Tuesday, December 15, 2015
William Hodgins, Town and Country
A reader recently suggested that I write about Boston designer William Hodgins, whose work has been woefully absent on my blog until today. Hodgins is, in a way, like designer Dan Carithers. Both men eschewed New York for Boston and Atlanta, respectively, and yet, despite not living in the epicenter of the design world, managed to forge high-profile careers and earn their places in the annals of American design.
A good introduction to the work of Hodgins might be this early-1990's House Beautiful article, which featured both his gracious Back Bay apartment and his country house. In both homes, Hodgins has seamlessly blended elegance with comfort, traditional antiques with modern furniture, and American down-to-earth-ness with Continental sophistication, all underpinned by a neutral color palette and Hodgins's rigorous editing.

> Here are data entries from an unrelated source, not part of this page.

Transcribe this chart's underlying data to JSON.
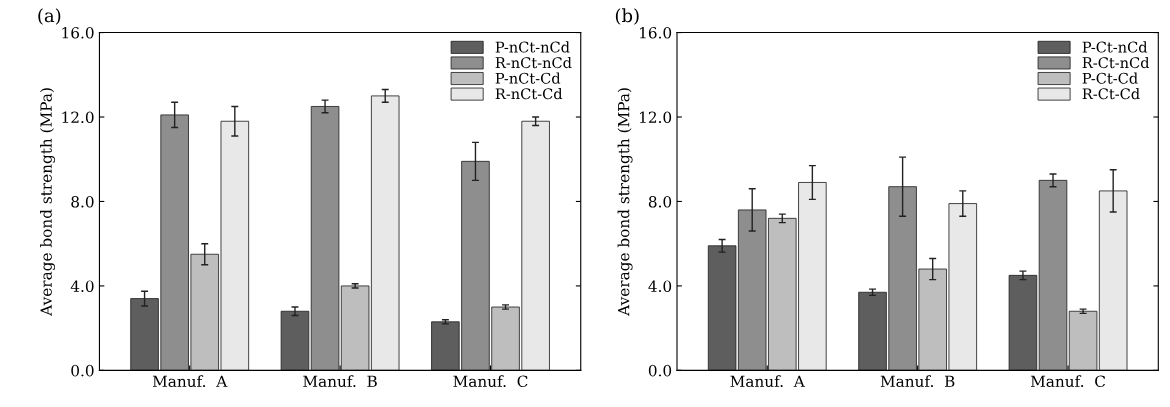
{
  "chart_data": [
    {
      "type": "bar",
      "title": "(a)",
      "ylabel": "Average bond strength (MPa)",
      "categories": [
        "Manuf.  A",
        "Manuf.  B",
        "Manuf.  C"
      ],
      "series": [
        {
          "name": "P-nCt-nCd",
          "color": "#5e5e5e",
          "values": [
            3.4,
            2.8,
            2.3
          ],
          "errors": [
            0.35,
            0.2,
            0.1
          ]
        },
        {
          "name": "R-nCt-nCd",
          "color": "#8e8e8e",
          "values": [
            12.1,
            12.5,
            9.9
          ],
          "errors": [
            0.6,
            0.3,
            0.9
          ]
        },
        {
          "name": "P-nCt-Cd",
          "color": "#bebebe",
          "values": [
            5.5,
            4.0,
            3.0
          ],
          "errors": [
            0.5,
            0.1,
            0.1
          ]
        },
        {
          "name": "R-nCt-Cd",
          "color": "#e8e8e8",
          "values": [
            11.8,
            13.0,
            11.8
          ],
          "errors": [
            0.7,
            0.3,
            0.2
          ]
        }
      ],
      "ylim": [
        0,
        16
      ],
      "yticks": [
        {
          "value": 0,
          "label": "0.0"
        },
        {
          "value": 4,
          "label": "4.0"
        },
        {
          "value": 8,
          "label": "8.0"
        },
        {
          "value": 12,
          "label": "12.0"
        },
        {
          "value": 16,
          "label": "16.0"
        }
      ],
      "legend": "top right",
      "grid": false
    },
    {
      "type": "bar",
      "title": "(b)",
      "ylabel": "Average bond strength (MPa)",
      "categories": [
        "Manuf.  A",
        "Manuf.  B",
        "Manuf.  C"
      ],
      "series": [
        {
          "name": "P-Ct-nCd",
          "color": "#5e5e5e",
          "values": [
            5.9,
            3.7,
            4.5
          ],
          "errors": [
            0.3,
            0.15,
            0.2
          ]
        },
        {
          "name": "R-Ct-nCd",
          "color": "#8e8e8e",
          "values": [
            7.6,
            8.7,
            9.0
          ],
          "errors": [
            1.0,
            1.4,
            0.3
          ]
        },
        {
          "name": "P-Ct-Cd",
          "color": "#bebebe",
          "values": [
            7.2,
            4.8,
            2.8
          ],
          "errors": [
            0.2,
            0.5,
            0.1
          ]
        },
        {
          "name": "R-Ct-Cd",
          "color": "#e8e8e8",
          "values": [
            8.9,
            7.9,
            8.5
          ],
          "errors": [
            0.8,
            0.6,
            1.0
          ]
        }
      ],
      "ylim": [
        0,
        16
      ],
      "yticks": [
        {
          "value": 0,
          "label": "0.0"
        },
        {
          "value": 4,
          "label": "4.0"
        },
        {
          "value": 8,
          "label": "8.0"
        },
        {
          "value": 12,
          "label": "12.0"
        },
        {
          "value": 16,
          "label": "16.0"
        }
      ],
      "legend": "top right",
      "grid": false
    }
  ]
}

Also worth pointing out is the seemingly superb quality of both home's furnishings. There are no junky accessories or random-looking pieces of furniture. Everything seems to have been chosen with the utmost care. Then again, that neutral color palette requires superb furnishings, because those neutral tones just don't have the ability to mask inferior furniture and fabrics like robust colors do.
If you wish to see more of Hodgins's work, you might want to read William Hodgins Interiors by Stephen Salny. Although I have not read the book, it appears to be a monograph worth checking out.